Facão utilizado para esfolar o porco-espinho, exemplo das condições de manipulação desses alimentos.
Pedraja teve muita dificuldade para estudar o fenômeno. “Os dados oficiais são quase inexistentes, às vezes porque o consumo de determinados produtos é algo tabu, que a sociedade não quer reconhecer. Os países reconhecem que existem criações”, diz, por telefone, ao final de um dia de trabalho. Pedraja utilizou as pesquisas da organização Soi Dog, que reuniu dados sobre Pukhet, na Tailândia, e de outras entidades internacionais, como a WWF. “A defasagem entre as poucas cifras oficiais comparadas com as estimativas das ONGs que trabalham no terreno é uma loucura”, comenta.

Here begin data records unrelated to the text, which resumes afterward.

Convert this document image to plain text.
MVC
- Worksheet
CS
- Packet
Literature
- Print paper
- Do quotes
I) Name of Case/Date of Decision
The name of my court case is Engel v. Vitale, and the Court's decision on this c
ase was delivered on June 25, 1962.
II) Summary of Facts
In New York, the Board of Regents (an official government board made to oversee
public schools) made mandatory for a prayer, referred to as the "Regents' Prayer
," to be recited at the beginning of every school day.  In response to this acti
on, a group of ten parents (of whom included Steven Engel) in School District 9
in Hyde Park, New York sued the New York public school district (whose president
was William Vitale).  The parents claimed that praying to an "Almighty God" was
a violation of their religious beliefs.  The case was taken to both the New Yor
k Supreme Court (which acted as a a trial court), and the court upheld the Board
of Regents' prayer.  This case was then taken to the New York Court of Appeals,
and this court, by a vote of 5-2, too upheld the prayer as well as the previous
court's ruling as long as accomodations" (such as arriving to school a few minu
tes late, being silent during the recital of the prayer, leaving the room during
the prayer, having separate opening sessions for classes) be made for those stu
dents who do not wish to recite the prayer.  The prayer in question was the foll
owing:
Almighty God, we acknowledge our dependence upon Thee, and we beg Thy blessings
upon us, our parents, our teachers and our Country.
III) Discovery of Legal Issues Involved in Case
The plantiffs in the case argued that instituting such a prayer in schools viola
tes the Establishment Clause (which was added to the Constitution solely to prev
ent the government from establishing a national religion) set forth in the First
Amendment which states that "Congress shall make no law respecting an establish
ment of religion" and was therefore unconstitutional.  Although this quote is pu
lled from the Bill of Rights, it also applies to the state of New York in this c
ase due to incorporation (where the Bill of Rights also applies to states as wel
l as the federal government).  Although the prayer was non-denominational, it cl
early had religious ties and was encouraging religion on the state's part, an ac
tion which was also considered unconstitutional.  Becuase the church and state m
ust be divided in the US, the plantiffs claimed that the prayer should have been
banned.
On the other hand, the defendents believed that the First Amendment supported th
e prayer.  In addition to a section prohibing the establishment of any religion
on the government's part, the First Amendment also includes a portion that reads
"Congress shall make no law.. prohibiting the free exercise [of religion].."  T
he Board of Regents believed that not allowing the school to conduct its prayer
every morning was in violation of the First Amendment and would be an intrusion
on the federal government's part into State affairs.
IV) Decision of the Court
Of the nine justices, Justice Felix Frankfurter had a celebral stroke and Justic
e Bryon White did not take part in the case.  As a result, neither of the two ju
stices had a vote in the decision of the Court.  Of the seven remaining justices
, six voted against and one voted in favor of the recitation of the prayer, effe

O mesmo opina Tekola, da FAO: “Quando falamos de consumo de carne selvagem simplesmente não há dados. Os países não fornecem esta informação porque normalmente pertence ao mercado informal. E a falta de certezas leva ao pânico”. Esse especialista etíope trabalhou em muitas comunidades rurais que continuam comendo graças à caça e ao extrativismo. “Você não pode chegar como se fosse o chefe. Tem que se sentar com eles, com calma, e lhes dar argumentos. As recomendações da FAO nesse sentido são que não comam nada que tenha estado doente ou que tenha morrido por um motivo que desconhecem.”
E, como se explica o que se pode ou não comer num continente como o africano, onde 275 milhões de pessoas não têm seu alimento assegurado no dia seguinte? Resposta difícil. “Não podemos chegar e dizer a agricultores pobres: ‘Coma isto, não coma aquilo’. Que alternativa eles têm se você os proíbe de caçar? Estamos dando uma criação de porcos e galinhas em troca? Não. Então, quem somos nós para mandar qualquer coisa? Eles preferem se arriscar, mas ter algo que comer”, diz Tekola.
O consumo de produtos silvestres existe, embora seja quase impossível quantificá-lo. “Apesar das grandes lacunas de informação em nível regional e global, existem exemplos locais”, diz por e-mail Julie Belanger, especialista da FAO. O relatório intitulado O estado mundial da biodiversidade para a alimentação e a agricultura reúne uma pesquisa feita em algumas comunidades da Ásia, África e América Latina entre 2004 e 2010, na qual se concluiu que mais de 53,5% dos lares eram abastecidos com animais e plantas das matas. O relatório também cita outro estudo segundo o qual “nos povoados tradicionais de produção de arroz, as famílias comem animais aquáticos aos quais têm acesso fácil a partir dos seus campos, como caracóis, caranguejos, rãs e peixes”.
Apesar dos dados precários, o relatório se empenha em reunir diferentes estatísticas fornecidas pelos próprios países e algumas organizações internacionais que incluem plantas, animais, cogumelos e micro-organismos. Segundo seus dados, há no mundo 2.800 espécies selvagens usadas para o consumo humano. “Entretanto, estes números estão incompletos. Por exemplo, os países só registram o consumo de 21 tipos de insetos, quando sabemos que essa cifra chega a mais de 2.000”, especifica Belanger.
A rapidez na hora de compartilhar os dados num contexto global e de aplicar medidas que freiem a expansão será a chave. Assim opinam especialistas como a veterinária Pedraja: “Não acredito que as medidas adotadas bruscamente num momento de crise representem uma grande mudança, mas opino que um enfoque comum nos torna fortalece. Atualmente há muitos veterinários trabalhando pela medicina humana”.